Last night I was back in a room with performers, joining a rehearsal for live theatre for the first time in 20 months. This was obviously a joyous moment – but it was also back to work, experiencing and questioning how a previously-produced script was going to work for a totally new audience.

My play Hefted, which existed as a mixed professional-community production in 2018 and a digital audio piece in 2019, is now being rehearsed for its second run-out as a studio touring piece – only this time, it’s moving outside the South West and into a small national rural tour through 2021/22.

In the words of Bill Buffery – co-artistic director of theatre company Multi Story with Gill Nathanson, which has been funded by Arts Council England to produce the tour – the pandemic has been a shared experience nationally and globally that’s not only increased our awareness of the things that divide us (masked/unmasked, vax/anti-vax, protest/abstain, take action/give up, individual freedom/common interest) but has also given us an enforced moment of pause and taking stock: an opportunity to connect with the things that are most important to us.

I touched on this in a more environmentally-angled blog last year too, when Hefted had a second audio outing during the first lockdown.

The point we were discussing last night however, was that whilst the roots of this particular play are deeply entwined with the landscapes, culture, history and people of North Devon, this context in which audiences were going to now receive it – one where we are, every day, more acutely aware than ever of a global experience which is shaping our individual and local day-to-day lives – was a context shared the nation over. It is immediate and new.

We are all carrying a pandemic experience with us, whether we like it or not – and the lens through which we therefore experience things – especially stories – has universally shifted.

In Multi Story’s innovative, theatrical, multi-roling and haunting interpretation, Hefted’s cycle of myths and tales is being revisited by an island community in the future, looking back at 600 years of humankind’s relationship to the land and asking how they came to be on the precipice of extinction.

At the point of a community’s most extreme crisis, the stories passed down through their generations are what they reach for to explain themselves to one another.

Audiences don’t need to be told that we’re living in a moment of global political upheaval; that we’re on an environmental precipice as the anthropocene lurches to a point of no return; that communities are becoming more polarised and divided than ever, and a sense of unity and common purpose has never seemed further away.

They don’t need a production to do that work for them. That story is already in the room.

So, in terms of the script, the stories simply feel subtly different now to the way they did in 2019. They hit the air with a different vibration. New resonances offer themselves up, new associations ring true, a new sense of urgency and pressure seems to galvanise our exploration of what can be unearthed from the characters and their stories, what can connect and prove meaningful to an audience today.

It’s fascinating watching the scenes getting unpicked, the layers of the onion getting peeled back to find what might be underneath.

Tonight, we work on one scene that is told through seven different sections of a train journey – a journey that would, in reality, take around 50 minutes – but which we rattle through in nearer 8 or 9, deliberately jolting through the shifts and changes in a relationship between two brothers, as a guard’s whistle marks transitions and time shifts. There’s a physical and emotional arc to the scene and we’re trying to hit the shape of it in the most effective way.

We’re not talking ‘about’ covid or the pandemic directly as we rehearse. Not at all.

But it does feel like we’re reaching deeper into these characters’ situations than before and, in doing so, considering some of those binaries above – especially around which of us choose to stay put and take action when the world is spinning out of control, and which of us choose to run away and/or make rash and judgemental choices.

In a more complex way, we’re also exploring what happens when actually both of those pathways feels like the most righteous and just way forward for those pursuing them, and what happens when that’s occurring within a single family (or community) that has until that moment assumed shared politics and values.

When our futures hang in the balance, and we feel our way is the only way that can possibly make sense, our deeper truths can reveal themselves to others – and to ourselves – in stark and alarming ways.

Pre-covid, I’d always leant towards selling Hefted to myself and others ultimately as a story cycle of hope, renewal, self-realisation and redemption, exploring humankind’s tempestuous relationship with the environment but in a way that does offer togetherness, lightness and a moment of community.

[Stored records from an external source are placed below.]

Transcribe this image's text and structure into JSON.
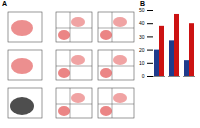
{
  "figure": {
    "panel_labels": [
      "A",
      "B"
    ]
  },
  "chart_data": {
    "type": "bar",
    "categories": [
      null,
      null,
      null
    ],
    "series": [
      {
        "color": "#1f3b8c",
        "values": [
          20,
          27,
          12
        ]
      },
      {
        "color": "#cc1212",
        "values": [
          38,
          47,
          40
        ]
      }
    ],
    "ylim": [
      0,
      50
    ],
    "yticks": [
      0,
      10,
      20,
      30,
      40,
      50
    ]
  }
}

Tonight it felt most strongly like it was about what choices people make in extreme situations when it feels like a matter of life and death: and whether they are choosing for themselves or their community.

That’s not to underplay the severity of the pandemic’s ongoing impact of course – many thousands of people have actually died as a result – but as a national and global audience we have never collectively lived through a situation like this. What’s important – from a dramatic perspective, what’s at stake in our lives – becomes amplified. Things that beforehand may have felt minor take on a greater magnitude of meaning.

We are making theatre for an adjusted world, and the audience is bringing that world into the space with them. When your script crosses that space, between the stage and them, what is it you want them to connect with?